La paradoja es evidente. La artesanía es la línea con mayor capacidad para generar ingresos directos en comunidades y pequeños talleres, pero ocupa un lugar marginal. El modelo privilegia el espectáculo que entretiene al turista por unos minutos, no el producto cultural que deja huella económica.

Los datos también revelan una debilidad administrativa. Las categorías aparecen duplicadas con distintos nombres y no siempre se distingue si las actividades fueron dirigidas a visitantes o a actos protocolares. Esa imprecisión no es menor: lo que se mide mal termina planificándose peor.

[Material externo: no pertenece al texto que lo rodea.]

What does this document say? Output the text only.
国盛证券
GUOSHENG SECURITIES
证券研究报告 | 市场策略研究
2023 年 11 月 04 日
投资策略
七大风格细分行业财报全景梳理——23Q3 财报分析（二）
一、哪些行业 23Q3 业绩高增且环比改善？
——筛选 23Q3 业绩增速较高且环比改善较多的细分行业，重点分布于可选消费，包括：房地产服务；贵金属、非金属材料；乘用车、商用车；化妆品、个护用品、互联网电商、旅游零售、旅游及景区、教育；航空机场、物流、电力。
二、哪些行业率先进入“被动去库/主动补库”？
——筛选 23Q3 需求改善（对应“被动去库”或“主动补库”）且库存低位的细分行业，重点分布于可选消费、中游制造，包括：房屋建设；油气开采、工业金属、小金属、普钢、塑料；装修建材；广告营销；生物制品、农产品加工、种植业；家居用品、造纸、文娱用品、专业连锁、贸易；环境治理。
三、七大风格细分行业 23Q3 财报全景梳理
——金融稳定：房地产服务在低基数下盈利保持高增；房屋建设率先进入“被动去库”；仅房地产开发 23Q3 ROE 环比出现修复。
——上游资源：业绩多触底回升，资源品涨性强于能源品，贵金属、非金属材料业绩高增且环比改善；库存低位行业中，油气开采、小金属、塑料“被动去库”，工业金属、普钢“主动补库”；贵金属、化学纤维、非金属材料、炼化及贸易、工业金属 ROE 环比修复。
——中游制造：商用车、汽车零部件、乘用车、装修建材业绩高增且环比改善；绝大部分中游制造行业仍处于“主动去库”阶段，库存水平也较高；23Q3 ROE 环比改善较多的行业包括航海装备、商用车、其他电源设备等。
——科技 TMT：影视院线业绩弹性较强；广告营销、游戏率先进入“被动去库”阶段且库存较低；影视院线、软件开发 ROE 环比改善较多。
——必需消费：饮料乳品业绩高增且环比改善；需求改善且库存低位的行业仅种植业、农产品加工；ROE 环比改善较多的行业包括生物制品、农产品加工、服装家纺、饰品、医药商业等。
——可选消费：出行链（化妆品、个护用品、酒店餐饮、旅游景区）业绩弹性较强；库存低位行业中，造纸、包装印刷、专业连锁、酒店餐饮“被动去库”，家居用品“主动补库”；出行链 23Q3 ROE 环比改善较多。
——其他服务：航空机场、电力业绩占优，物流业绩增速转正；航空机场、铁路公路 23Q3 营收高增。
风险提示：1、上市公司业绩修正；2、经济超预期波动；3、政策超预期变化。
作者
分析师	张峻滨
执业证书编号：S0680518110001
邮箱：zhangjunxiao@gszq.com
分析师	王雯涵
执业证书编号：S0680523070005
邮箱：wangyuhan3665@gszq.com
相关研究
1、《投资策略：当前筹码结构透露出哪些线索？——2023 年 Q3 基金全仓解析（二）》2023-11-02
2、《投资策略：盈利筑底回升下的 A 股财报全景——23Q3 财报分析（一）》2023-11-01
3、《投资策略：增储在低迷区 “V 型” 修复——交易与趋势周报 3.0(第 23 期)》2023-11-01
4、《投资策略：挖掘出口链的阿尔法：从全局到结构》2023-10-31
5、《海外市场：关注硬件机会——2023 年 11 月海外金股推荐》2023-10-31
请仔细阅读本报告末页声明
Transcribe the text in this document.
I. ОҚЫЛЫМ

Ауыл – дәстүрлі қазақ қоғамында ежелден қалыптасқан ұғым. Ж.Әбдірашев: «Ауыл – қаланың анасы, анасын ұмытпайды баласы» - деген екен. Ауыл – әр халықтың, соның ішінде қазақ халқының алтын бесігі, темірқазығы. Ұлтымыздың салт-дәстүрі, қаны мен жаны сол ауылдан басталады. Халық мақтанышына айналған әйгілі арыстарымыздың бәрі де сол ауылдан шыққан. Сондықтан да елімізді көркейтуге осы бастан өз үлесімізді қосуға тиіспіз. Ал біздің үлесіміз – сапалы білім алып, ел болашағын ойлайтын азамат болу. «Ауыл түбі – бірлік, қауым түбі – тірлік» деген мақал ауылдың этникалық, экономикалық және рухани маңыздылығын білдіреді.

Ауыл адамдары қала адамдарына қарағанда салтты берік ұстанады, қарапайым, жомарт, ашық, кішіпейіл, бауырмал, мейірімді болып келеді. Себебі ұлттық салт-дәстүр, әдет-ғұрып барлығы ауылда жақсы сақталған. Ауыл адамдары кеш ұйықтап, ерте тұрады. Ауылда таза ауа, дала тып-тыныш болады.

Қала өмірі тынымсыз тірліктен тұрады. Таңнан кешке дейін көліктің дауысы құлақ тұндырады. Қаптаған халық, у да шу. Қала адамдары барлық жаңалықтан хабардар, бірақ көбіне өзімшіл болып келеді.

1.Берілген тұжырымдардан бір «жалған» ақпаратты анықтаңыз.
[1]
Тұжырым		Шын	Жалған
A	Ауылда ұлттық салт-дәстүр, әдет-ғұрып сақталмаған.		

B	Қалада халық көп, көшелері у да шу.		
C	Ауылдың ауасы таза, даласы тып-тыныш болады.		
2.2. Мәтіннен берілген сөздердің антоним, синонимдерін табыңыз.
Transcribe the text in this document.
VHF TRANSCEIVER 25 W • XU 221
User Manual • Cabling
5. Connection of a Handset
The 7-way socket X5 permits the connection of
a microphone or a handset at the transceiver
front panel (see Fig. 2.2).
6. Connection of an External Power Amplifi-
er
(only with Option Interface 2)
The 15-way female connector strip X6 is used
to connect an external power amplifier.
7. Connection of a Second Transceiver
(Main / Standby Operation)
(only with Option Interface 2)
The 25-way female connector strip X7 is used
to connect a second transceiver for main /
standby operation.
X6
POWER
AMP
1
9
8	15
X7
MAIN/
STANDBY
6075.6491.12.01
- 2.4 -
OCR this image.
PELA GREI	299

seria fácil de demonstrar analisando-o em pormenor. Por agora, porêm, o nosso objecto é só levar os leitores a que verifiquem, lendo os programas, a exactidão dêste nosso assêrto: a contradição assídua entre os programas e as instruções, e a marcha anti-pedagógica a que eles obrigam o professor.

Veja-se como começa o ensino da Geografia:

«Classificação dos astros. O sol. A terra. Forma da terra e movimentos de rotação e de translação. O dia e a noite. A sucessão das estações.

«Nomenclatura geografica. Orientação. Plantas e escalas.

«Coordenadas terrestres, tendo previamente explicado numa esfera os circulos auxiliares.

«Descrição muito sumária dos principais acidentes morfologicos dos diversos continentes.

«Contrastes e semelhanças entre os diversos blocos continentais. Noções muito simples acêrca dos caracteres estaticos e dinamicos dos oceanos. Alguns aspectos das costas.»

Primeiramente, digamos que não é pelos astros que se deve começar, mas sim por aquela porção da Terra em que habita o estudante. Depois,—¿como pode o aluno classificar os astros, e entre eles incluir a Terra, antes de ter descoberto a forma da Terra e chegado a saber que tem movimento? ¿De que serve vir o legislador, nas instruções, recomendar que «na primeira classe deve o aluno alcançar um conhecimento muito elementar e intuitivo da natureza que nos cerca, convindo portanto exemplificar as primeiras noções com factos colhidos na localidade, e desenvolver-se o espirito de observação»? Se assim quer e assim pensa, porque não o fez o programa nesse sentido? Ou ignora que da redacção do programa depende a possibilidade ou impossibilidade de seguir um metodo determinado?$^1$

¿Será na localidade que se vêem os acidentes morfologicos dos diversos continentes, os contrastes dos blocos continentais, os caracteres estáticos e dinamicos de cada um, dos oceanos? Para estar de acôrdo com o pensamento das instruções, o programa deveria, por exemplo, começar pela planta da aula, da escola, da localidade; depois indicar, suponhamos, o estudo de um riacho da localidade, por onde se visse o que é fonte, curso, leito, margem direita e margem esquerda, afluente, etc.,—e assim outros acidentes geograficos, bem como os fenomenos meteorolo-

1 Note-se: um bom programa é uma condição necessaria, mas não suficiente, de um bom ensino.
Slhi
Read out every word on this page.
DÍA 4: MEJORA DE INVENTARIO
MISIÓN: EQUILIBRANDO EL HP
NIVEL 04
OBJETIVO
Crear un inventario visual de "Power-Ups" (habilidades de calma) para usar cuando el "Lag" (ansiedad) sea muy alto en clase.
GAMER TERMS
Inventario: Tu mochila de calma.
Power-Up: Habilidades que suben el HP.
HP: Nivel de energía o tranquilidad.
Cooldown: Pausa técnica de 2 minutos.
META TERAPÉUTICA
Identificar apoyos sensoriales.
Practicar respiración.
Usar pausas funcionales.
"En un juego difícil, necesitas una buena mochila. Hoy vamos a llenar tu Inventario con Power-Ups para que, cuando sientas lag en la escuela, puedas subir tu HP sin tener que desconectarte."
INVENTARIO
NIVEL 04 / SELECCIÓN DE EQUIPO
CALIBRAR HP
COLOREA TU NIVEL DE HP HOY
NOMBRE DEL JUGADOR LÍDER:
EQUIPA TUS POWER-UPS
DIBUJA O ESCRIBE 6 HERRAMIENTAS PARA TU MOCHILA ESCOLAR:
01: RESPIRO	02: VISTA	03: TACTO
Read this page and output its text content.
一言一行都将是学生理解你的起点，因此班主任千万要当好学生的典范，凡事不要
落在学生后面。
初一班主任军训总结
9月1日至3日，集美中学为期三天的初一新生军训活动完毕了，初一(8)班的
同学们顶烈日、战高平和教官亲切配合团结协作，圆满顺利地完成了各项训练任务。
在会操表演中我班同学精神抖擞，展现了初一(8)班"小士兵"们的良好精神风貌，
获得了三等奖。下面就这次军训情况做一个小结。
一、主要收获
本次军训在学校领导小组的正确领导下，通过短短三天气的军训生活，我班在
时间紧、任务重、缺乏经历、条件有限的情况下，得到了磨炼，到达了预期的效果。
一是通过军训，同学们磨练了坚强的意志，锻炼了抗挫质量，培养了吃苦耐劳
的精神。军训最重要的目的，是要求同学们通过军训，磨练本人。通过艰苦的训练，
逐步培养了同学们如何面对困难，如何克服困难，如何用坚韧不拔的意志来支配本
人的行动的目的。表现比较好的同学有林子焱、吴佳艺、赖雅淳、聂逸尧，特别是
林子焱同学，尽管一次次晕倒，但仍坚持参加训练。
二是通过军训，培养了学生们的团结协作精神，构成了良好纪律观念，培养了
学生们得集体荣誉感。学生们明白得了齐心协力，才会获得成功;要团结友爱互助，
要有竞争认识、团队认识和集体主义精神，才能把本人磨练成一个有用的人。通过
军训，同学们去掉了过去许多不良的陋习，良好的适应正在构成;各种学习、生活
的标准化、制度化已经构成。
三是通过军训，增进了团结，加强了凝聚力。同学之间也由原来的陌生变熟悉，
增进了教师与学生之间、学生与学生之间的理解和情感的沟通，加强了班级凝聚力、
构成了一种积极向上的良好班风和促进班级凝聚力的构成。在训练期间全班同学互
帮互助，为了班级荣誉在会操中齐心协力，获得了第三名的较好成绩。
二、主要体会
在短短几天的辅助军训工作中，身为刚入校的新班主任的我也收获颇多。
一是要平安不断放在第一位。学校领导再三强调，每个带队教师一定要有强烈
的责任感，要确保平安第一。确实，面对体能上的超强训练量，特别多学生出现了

La evolución dibuja un sector que, tras la pandemia, optó por lo conocido. No hubo reinvención, sino repliegue. Se apostó a lo que se podía montar rápido y barato, y se dejó de lado la diversificación. El resultado es un turismo cultural más estrecho que el de hace seis años.

El Ministerio de Turismo puede exhibir un país que vuelve a romper récords de llegada de visitantes, pero la cultura que acompaña a esos visitantes no crece al mismo ritmo. Se mantiene como complemento decorativo, no como industria con identidad propia.

La pregunta que dejan las cifras es incómoda: ¿quiere la República Dominicana un turismo cultural que repita siempre el mismo libreto o uno capaz de mostrar todas sus voces? Por ahora, los números se inclinan por la primera opción. Y los números, cuando se les mira de frente, no aplauden.